The recommendations of the French Health and Drug Safety Authorities (HAS/ANSM-Haute Autorité de santé/Agence nationale de sécurité du médicament) are known, but there are always new developments underway. With regards to CMV suppression, there is the introduction of platelet glycoprotein Ia and the Intercept (Amotosalem+UVA) inactivation method which addresses bacterial risk. The irradiation of platelets is included in the recommendations to ensure HEV-negative plasma post allograft. In terms of blood transfusion safety, these measures as well as the broader spectrum of Ia, particularly for arboviruses, are a real breakthrough. The survey conducted in clinical services and the services providing blood products for transfusion along with a literature review have shown that several improvements need to be made. The first is a reduction of transfusions of concentrated red blood cells with introduction at a threshold of 7g/dL during hospitalization of patients without a fragile clinical status. The second improvement would address transfusion of refractory thrombocytopenia, encouraging an increase in discussion between clinicians and those conducting the transfusion in order to consider different etiologies and to identify appropriate care protocols. Third would be the need for the transmission of information between the transplantation doctors and blood transfusion specialists in order to define an approach to transfusion care adapted to the patient\'s situation. It is important to inform and educate patients about transfusion protocols post allotransplant or autotransplant. It must be clearly communicated to patients that they should always have on their person their blood group documentation. This is especially true when receiving care for a hemopathy or an autologous transplant. If undergoing an allogeneic transplant, patients should also carry transfusion guidelines post autotransplant or post allotransplant along with the phone numbers for the stem cell transplantation department and the blood transfusion center responsible for their care.
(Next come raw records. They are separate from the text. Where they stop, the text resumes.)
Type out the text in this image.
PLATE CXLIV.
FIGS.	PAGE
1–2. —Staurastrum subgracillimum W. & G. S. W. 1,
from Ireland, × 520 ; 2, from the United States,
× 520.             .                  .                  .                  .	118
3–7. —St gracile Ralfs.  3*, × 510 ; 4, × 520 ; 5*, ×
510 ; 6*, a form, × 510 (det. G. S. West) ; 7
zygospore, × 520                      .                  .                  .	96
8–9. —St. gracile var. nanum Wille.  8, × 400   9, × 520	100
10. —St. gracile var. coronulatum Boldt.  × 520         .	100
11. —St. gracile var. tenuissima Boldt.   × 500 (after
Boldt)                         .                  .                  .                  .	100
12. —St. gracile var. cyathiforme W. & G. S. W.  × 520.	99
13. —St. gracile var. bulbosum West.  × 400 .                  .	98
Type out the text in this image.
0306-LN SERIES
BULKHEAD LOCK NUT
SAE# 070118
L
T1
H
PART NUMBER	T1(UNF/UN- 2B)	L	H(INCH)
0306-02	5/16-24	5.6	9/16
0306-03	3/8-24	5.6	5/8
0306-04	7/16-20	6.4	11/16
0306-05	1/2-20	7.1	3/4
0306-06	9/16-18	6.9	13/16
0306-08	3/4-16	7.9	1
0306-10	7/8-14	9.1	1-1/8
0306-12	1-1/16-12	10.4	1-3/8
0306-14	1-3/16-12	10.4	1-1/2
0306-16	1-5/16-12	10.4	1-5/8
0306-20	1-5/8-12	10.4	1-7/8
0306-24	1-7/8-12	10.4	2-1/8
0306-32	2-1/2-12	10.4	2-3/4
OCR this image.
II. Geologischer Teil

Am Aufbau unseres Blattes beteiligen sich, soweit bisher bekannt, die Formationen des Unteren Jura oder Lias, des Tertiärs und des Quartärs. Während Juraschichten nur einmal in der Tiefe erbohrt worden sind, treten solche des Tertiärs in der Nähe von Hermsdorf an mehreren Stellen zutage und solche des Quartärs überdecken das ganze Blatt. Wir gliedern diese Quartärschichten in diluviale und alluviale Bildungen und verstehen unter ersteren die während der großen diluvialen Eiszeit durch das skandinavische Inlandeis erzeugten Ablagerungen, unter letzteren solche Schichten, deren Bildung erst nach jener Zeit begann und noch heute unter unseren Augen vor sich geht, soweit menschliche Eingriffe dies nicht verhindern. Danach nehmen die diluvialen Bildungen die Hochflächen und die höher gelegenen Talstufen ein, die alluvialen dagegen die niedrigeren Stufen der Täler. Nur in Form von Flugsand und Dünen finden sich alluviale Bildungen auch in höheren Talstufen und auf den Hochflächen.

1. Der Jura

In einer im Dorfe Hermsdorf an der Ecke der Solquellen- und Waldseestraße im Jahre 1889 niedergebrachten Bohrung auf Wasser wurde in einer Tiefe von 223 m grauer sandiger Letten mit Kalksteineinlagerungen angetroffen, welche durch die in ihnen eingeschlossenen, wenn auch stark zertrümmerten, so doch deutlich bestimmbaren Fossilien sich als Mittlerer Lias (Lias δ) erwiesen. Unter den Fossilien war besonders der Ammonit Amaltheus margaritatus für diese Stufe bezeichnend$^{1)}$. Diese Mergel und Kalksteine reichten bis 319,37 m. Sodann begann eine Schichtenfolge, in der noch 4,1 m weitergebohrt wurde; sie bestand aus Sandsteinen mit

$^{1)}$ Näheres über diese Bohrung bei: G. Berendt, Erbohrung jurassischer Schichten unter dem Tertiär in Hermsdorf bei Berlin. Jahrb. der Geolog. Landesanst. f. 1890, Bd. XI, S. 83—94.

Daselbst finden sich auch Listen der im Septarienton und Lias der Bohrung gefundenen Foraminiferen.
Pulmonary complications after allogeneic hematopoietic stem cell transplantation occur frequently (30-75%), vary in severity, and sometimes prove lethal. They may occur at an early stage post-transplant before D100 but may also surface later. Etiological support for these complications has shown a beneficial impact on survival. When faced with early complications, non-invasive tests, scans, and microbiological tests must be rapidly implemented. In the majority of cases, these tests facilitate diagnosis. In cases where microbiological non-invasive tests are negative, and the patient shows a steady respiratory condition, bronchoalveolar lavage can be effective if it is implemented in the first four days following the onset of pulmonary symptoms. This diagnostic approach should in no way occlude the introduction of broad-spectrum antibiotics in these profoundly immunocompromised patients. Later pulmonary complications are the most often not infectious. They include different anatomo-clinical conditions: cryptogenic organizing pneumonia; interstitial lung disease; idiopathic pleuroparenchymal fibroelastosis. Vascular disorders may include hypertension, thrombotic microangiopathy, venous thromboembolism, and pleural effusions. These conditions must be monitored using RFE (respiratory functional exploration) which allows early detection and therapeutic intervention. A combination of RFE and thoracic radiology scans will provide diagnostic assessment. Bronchoalveolar lavage is indicated when an infection is suspected or before systemic corticosteroid therapy. A lung biopsy should be discussed on a case-by-case basis, such as in cases of interstitial pulmonary disorders.